Friday, for the first time since 1983, a sitting president will address the National Rifle Association at the group's annual convention — when President Trump, along with a who's who of gun rights advocates, is scheduled to talk at the NRA Leadership Forum in Atlanta, Ga.
NRA spokesperson Jason Brown says the group is hoping to hear a clear message from Trump.
"Protecting gun rights, expanding gun rights and getting rid of legislation and gun rights restrictions in this country to make the Second Amendment more powerful than it ever has been before," Brown said of the group's hopes for the president's speech.
While Trump hasn't always had the easiest relationship with the NRA, the group proved crucial in electing him last November. The NRA spent more than three times as much money to help Trump in 2016 as it did to back Republican nominee Mitt Romney in 2012, according to The Washington Post.
Throughout the 2016 campaign, the NRA worked hard to portray Democrat Hillary Clinton as a candidate bent on destroying the Second Amendment:
While Trump made a habit of talking about how mass shootings could be prevented if the victims involved were carrying guns.
After the Paris terror attacks in November 2015:
"When you look at Paris, you know, the toughest gun laws in the world, Paris, nobody had guns but the bad guys."
And after the shootings in San Bernardino, Calif., and Roseburg, Ore.:
"You can make the case that it would've been a lot better had people had guns because they had something to fire back."
However, when Trump tried to apply the same logic to the mass shooting in a nightclub in Orlando, Fla., last summer, the NRA took issue.
"If we had people, where the bullets were going in the opposite direction, right smack between the eyes of this maniac," Trump said to cheers at a rally in Texas. "And this son of a b---- comes out and starts shooting and one of the people in that room happened to have (a gun) and goes boom, boom. You know what, that would have been a beautiful, beautiful sight, folks."
Almost immediately the group publicly denounced his comments.

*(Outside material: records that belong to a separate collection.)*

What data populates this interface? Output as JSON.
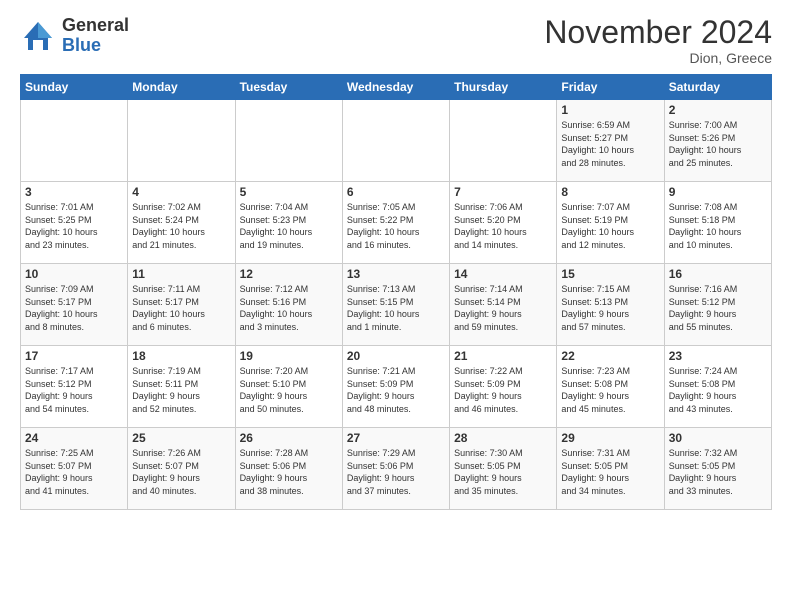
{
  "header": {
    "logo_general": "General",
    "logo_blue": "Blue",
    "month": "November 2024",
    "location": "Dion, Greece"
  },
  "weekdays": [
    "Sunday",
    "Monday",
    "Tuesday",
    "Wednesday",
    "Thursday",
    "Friday",
    "Saturday"
  ],
  "weeks": [
    [
      {
        "day": "",
        "info": ""
      },
      {
        "day": "",
        "info": ""
      },
      {
        "day": "",
        "info": ""
      },
      {
        "day": "",
        "info": ""
      },
      {
        "day": "",
        "info": ""
      },
      {
        "day": "1",
        "info": "Sunrise: 6:59 AM\nSunset: 5:27 PM\nDaylight: 10 hours\nand 28 minutes."
      },
      {
        "day": "2",
        "info": "Sunrise: 7:00 AM\nSunset: 5:26 PM\nDaylight: 10 hours\nand 25 minutes."
      }
    ],
    [
      {
        "day": "3",
        "info": "Sunrise: 7:01 AM\nSunset: 5:25 PM\nDaylight: 10 hours\nand 23 minutes."
      },
      {
        "day": "4",
        "info": "Sunrise: 7:02 AM\nSunset: 5:24 PM\nDaylight: 10 hours\nand 21 minutes."
      },
      {
        "day": "5",
        "info": "Sunrise: 7:04 AM\nSunset: 5:23 PM\nDaylight: 10 hours\nand 19 minutes."
      },
      {
        "day": "6",
        "info": "Sunrise: 7:05 AM\nSunset: 5:22 PM\nDaylight: 10 hours\nand 16 minutes."
      },
      {
        "day": "7",
        "info": "Sunrise: 7:06 AM\nSunset: 5:20 PM\nDaylight: 10 hours\nand 14 minutes."
      },
      {
        "day": "8",
        "info": "Sunrise: 7:07 AM\nSunset: 5:19 PM\nDaylight: 10 hours\nand 12 minutes."
      },
      {
        "day": "9",
        "info": "Sunrise: 7:08 AM\nSunset: 5:18 PM\nDaylight: 10 hours\nand 10 minutes."
      }
    ],
    [
      {
        "day": "10",
        "info": "Sunrise: 7:09 AM\nSunset: 5:17 PM\nDaylight: 10 hours\nand 8 minutes."
      },
      {
        "day": "11",
        "info": "Sunrise: 7:11 AM\nSunset: 5:17 PM\nDaylight: 10 hours\nand 6 minutes."
      },
      {
        "day": "12",
        "info": "Sunrise: 7:12 AM\nSunset: 5:16 PM\nDaylight: 10 hours\nand 3 minutes."
      },
      {
        "day": "13",
        "info": "Sunrise: 7:13 AM\nSunset: 5:15 PM\nDaylight: 10 hours\nand 1 minute."
      },
      {
        "day": "14",
        "info": "Sunrise: 7:14 AM\nSunset: 5:14 PM\nDaylight: 9 hours\nand 59 minutes."
      },
      {
        "day": "15",
        "info": "Sunrise: 7:15 AM\nSunset: 5:13 PM\nDaylight: 9 hours\nand 57 minutes."
      },
      {
        "day": "16",
        "info": "Sunrise: 7:16 AM\nSunset: 5:12 PM\nDaylight: 9 hours\nand 55 minutes."
      }
    ],
    [
      {
        "day": "17",
        "info": "Sunrise: 7:17 AM\nSunset: 5:12 PM\nDaylight: 9 hours\nand 54 minutes."
      },
      {
        "day": "18",
        "info": "Sunrise: 7:19 AM\nSunset: 5:11 PM\nDaylight: 9 hours\nand 52 minutes."
      },
      {
        "day": "19",
        "info": "Sunrise: 7:20 AM\nSunset: 5:10 PM\nDaylight: 9 hours\nand 50 minutes."
      },
      {
        "day": "20",
        "info": "Sunrise: 7:21 AM\nSunset: 5:09 PM\nDaylight: 9 hours\nand 48 minutes."
      },
      {
        "day": "21",
        "info": "Sunrise: 7:22 AM\nSunset: 5:09 PM\nDaylight: 9 hours\nand 46 minutes."
      },
      {
        "day": "22",
        "info": "Sunrise: 7:23 AM\nSunset: 5:08 PM\nDaylight: 9 hours\nand 45 minutes."
      },
      {
        "day": "23",
        "info": "Sunrise: 7:24 AM\nSunset: 5:08 PM\nDaylight: 9 hours\nand 43 minutes."
      }
    ],
    [
      {
        "day": "24",
        "info": "Sunrise: 7:25 AM\nSunset: 5:07 PM\nDaylight: 9 hours\nand 41 minutes."
      },
      {
        "day": "25",
        "info": "Sunrise: 7:26 AM\nSunset: 5:07 PM\nDaylight: 9 hours\nand 40 minutes."
      },
      {
        "day": "26",
        "info": "Sunrise: 7:28 AM\nSunset: 5:06 PM\nDaylight: 9 hours\nand 38 minutes."
      },
      {
        "day": "27",
        "info": "Sunrise: 7:29 AM\nSunset: 5:06 PM\nDaylight: 9 hours\nand 37 minutes."
      },
      {
        "day": "28",
        "info": "Sunrise: 7:30 AM\nSunset: 5:05 PM\nDaylight: 9 hours\nand 35 minutes."
      },
      {
        "day": "29",
        "info": "Sunrise: 7:31 AM\nSunset: 5:05 PM\nDaylight: 9 hours\nand 34 minutes."
      },
      {
        "day": "30",
        "info": "Sunrise: 7:32 AM\nSunset: 5:05 PM\nDaylight: 9 hours\nand 33 minutes."
      }
    ]
  ]
}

"No one thinks that people should go into a nightclub drinking and carrying firearms," NRA lobbyist Chris Cox said at the time, on ABC. "That defies common sense. It also defies the law."
Trump walked back the comments on Twitter, but it wasn't the first time the group and Trump haven't seen completely eye to eye. In his 2000 book The America We Deserve, Trump said he supported the 10-year assault weapons ban President Bill Clinton signed into law in 1994.
"I generally oppose gun control, but I support the ban on assault weapons and I support a slightly longer waiting period to purchase a gun," Trump wrote. "With today's Internet technology we should be able to tell within 72 hours if a potential gun owner has a record."
In a March 2016 debate, Trump was asked about the passage, and he replied "I don't support it anymore. I do not support the ban on assault" weapons.
Trump's message before the gun rights group Friday will probably be markedly different from the speech Ronald Reagan gave 34 years ago. While Reagan did spend time talking about the successful defeat of an effort to register handguns in California, he spent just as much time framing the gun debate around environmental policy.
"The backbone of our conservation efforts begins with American sportsmen," he said.
The gun debate then was much less heated, says UCLA law professor Adam Winkler, author of Gunfight, a 2011 book detailing the history of guns in America.
"Now the NRA is really focused solely on self-defense and fighting against government tyranny," Winkler said.
So far, during nearly 100 days in office, one of Trump's notable gun-related actions has been his reversal of an Obama-era regulation that required the Social Security Administration to disclose mental health information to the national gun background check system.
Lisa Hagan, a reporter with member station WABE in Atlanta, contributed to this report.